Certainly a fascinating
I recently read, Managing Business Growth: Get a Grip on the Numbers That Count
by Angie Mohr
. The title certainly attracts ones interest. I love growth and I understand the need to "get a grip on the right numbers". This is one thing SYNNEX has taught me well.
This is a simple short read intended for a start-up business. It has been a long time since I have done my own start-up and most of the examples used are about tremendously small businesses and start ups.
Because the book is so easy to use, I would still recommend it to any start-up entrepreneur.
There was a good section on mission statements that said the following. Mission statements should be:1 - Measurable. You need to be able to determine if the goals are being met on a regular basis.
2 - Challenging. The goals should be a stretch to reach, but not unrealistic or unattainable.
3 -Focused. You will be using the mission statement to make operational and strategic decision in your business so the goals need to be sharply focused.

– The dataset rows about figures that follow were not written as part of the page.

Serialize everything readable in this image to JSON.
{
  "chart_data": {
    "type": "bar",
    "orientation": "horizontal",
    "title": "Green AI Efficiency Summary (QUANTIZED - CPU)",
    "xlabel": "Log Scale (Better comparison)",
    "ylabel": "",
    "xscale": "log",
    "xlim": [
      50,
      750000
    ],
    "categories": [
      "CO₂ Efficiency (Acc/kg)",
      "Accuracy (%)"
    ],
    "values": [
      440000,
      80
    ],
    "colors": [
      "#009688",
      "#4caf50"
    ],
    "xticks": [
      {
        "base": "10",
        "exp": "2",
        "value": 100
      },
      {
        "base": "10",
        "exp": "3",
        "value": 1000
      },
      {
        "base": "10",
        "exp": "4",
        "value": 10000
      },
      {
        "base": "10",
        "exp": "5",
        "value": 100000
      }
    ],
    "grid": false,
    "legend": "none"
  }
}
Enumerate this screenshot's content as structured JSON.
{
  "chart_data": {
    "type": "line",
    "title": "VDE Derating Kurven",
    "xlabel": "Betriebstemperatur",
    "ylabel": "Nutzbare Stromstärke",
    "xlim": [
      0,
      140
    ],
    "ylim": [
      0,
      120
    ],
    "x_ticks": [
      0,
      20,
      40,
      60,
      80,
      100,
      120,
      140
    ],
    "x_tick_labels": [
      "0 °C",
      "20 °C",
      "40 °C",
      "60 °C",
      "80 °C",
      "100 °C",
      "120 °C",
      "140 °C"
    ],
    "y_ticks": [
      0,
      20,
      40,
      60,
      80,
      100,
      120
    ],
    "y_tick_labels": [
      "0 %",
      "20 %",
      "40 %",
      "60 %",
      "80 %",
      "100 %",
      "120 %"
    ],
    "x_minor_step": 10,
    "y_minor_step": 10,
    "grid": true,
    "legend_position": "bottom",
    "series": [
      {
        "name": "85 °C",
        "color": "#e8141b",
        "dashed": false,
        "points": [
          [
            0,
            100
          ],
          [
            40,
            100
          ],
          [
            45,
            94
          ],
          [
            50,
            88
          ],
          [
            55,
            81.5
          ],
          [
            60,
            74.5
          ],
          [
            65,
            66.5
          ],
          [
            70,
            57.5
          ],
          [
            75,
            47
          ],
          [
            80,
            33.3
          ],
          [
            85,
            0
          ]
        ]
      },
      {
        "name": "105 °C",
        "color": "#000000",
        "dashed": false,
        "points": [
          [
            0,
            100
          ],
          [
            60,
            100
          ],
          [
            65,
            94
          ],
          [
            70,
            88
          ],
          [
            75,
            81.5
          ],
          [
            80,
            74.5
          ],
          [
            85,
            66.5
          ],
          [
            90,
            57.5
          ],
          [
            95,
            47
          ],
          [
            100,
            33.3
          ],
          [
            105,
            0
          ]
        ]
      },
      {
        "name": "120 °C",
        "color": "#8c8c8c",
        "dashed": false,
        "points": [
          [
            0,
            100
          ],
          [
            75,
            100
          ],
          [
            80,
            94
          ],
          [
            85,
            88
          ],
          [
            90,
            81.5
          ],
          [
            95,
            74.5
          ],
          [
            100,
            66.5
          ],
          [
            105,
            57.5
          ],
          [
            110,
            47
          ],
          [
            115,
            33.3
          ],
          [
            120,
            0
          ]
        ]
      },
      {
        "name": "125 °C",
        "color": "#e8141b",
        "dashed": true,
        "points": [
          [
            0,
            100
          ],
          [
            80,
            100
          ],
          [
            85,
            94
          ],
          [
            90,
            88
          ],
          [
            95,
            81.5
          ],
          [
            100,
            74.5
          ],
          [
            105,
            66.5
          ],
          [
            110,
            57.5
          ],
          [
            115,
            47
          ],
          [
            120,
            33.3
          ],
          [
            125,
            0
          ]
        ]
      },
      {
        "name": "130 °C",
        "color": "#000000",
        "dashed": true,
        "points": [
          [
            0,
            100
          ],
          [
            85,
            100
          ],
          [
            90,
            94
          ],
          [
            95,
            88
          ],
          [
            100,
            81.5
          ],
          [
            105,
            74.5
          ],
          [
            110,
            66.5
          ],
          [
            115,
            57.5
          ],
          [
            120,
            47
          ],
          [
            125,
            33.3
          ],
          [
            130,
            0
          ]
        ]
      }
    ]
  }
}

4 - Flexible. The goals should allow for individual interpretation within the framework originally envisioned.
5 - Clear. One of the most important facets of the mission statement is its ability to be explained and understood by everyone in the organization. Therefore the goals should be easy to understand and not marred with "business speak."
6 - Appropriate. The goals in the mission statement must work towards achievement of the vision statement. If the mission statement is not in perfect alignment with the vision statement, the overall goals will not be achieved and the business will be dysfunctional.